NUNUKAN.LK – Ketua Badan Narkotika Nasional Kabupaten (BNNK) Nunukan Anton Suriyadi Siagian, menerangkan pihaknya belum menerima regulasi aturan pelarangan total penggunaan atau peredaran rokok elektrik vape.
‘’Wacana pelanggarannya penggunaan vape sudah ada, tapi kami belum terima regulasinya seperti apa,” kata Anton, Jumat (10/04/2026).
Larangan penggunaan vape di tanah air diusulkan oleh Kepala BNN RI Marsekal Madya Pol. Suyudi Ario Seto, dengan alasan berpotensi menjadi media baru penyalahgunaan narkoba dan ancaman bagi generasi muda.
Usulan pelarangan memiliki sejumlah pertimbangan diantaranya, cairan vape sering kali dicampur dengan narkotika jenis cair. Saat ini vape tidak lagi sekadar alat konsumsi nikotin, tetapi berkembang menjadi media penyalahgunaan zat berbahaya.
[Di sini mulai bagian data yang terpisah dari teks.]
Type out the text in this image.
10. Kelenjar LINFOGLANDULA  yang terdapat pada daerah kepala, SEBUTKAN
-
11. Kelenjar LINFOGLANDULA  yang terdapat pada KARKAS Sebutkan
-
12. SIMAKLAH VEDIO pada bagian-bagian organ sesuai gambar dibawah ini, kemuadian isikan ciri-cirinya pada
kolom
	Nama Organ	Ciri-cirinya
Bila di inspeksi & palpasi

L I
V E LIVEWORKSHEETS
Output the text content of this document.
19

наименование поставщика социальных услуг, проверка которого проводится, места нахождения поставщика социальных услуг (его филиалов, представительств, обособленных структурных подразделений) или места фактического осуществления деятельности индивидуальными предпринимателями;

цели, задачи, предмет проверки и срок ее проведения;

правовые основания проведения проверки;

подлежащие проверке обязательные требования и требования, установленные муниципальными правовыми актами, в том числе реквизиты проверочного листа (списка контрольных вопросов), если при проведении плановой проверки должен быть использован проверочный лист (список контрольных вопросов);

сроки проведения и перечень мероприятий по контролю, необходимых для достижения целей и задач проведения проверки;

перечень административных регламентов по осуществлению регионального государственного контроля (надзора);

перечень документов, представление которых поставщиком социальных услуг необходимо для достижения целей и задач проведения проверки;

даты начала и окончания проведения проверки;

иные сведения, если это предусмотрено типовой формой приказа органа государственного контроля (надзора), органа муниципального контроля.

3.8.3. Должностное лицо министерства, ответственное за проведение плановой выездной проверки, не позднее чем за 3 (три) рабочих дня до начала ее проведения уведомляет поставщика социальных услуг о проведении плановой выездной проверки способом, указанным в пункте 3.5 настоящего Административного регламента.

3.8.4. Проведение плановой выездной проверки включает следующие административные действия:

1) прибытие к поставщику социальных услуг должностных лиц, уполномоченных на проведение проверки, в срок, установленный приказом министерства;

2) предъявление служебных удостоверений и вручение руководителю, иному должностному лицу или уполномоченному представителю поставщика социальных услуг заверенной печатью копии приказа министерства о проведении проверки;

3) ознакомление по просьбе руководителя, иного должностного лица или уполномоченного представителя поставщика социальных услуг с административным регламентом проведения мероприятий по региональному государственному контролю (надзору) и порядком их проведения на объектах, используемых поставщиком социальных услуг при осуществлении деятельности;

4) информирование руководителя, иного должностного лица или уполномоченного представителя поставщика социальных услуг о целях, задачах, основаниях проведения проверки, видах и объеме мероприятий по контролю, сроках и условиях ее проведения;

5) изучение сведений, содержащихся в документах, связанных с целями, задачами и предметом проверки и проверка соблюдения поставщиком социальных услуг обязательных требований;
“Cairan isi ulang vape bisa menjadi modus baru peredaran narkotika di tanah air, makanya perlu adanya antisipasi dini dari pemerintah maupun aparat penegak hukum,” sebutnya.
Meski telah mengetahui adanya wacana pelarangan vape, Anton mengaku belum melakukan sosialisasi dan koordinasi dengan pemerintah daerah maupun aparat keamanan di perbatasan Indonesia – Malaysia.
Anton tidak membantah penggunaan vape cukup masif di kalangan remaja, hal ini dibuktikan dari beberapa kali kasus penangkapan narkotika cair dalam kemasan botol yang dikonsumsi anak sekolah di Nunukan.
“Persoalan penggunaan vape jadi perhatian serius. Saya mengajak semua pihak peduli akan keselamatan generasi muda dari peredaran narkotika,” ucapnya.
Keinginan kepala BNN RI melarang penggunaan vape selaras dengan moto BNNK Nunukan yang sejak awal telah bertekad memberantas segala bentuk penggunaan dan peredaran narkotika di perbatasan Indonesia.
BNNK Nunukan pernah mengamankan 9 orang pelajar SMP yang dilaporkan sekolahnya karena mengalami sakau dengan berperilaku tidak wajar di jam belajar. Para pelajar ini diduga kuat menggunakan rokok elektrik isi ulang.
Dari kasus ini pula, BNNK Nunukan melakukan tes urine kepada 9 pelajar yang hasilnya, dalam tubuh pelajar tersebut terdapat dua jenis zat berbahaya yakni Tetrahydrocannabinol (THC) dan Benzo (Benzodiazepine).
“Penggunaan narkotika cair sangat sulit dipantau karena menggunakan media rokok vape yang sejatinya dijual bebas,” tutupnya.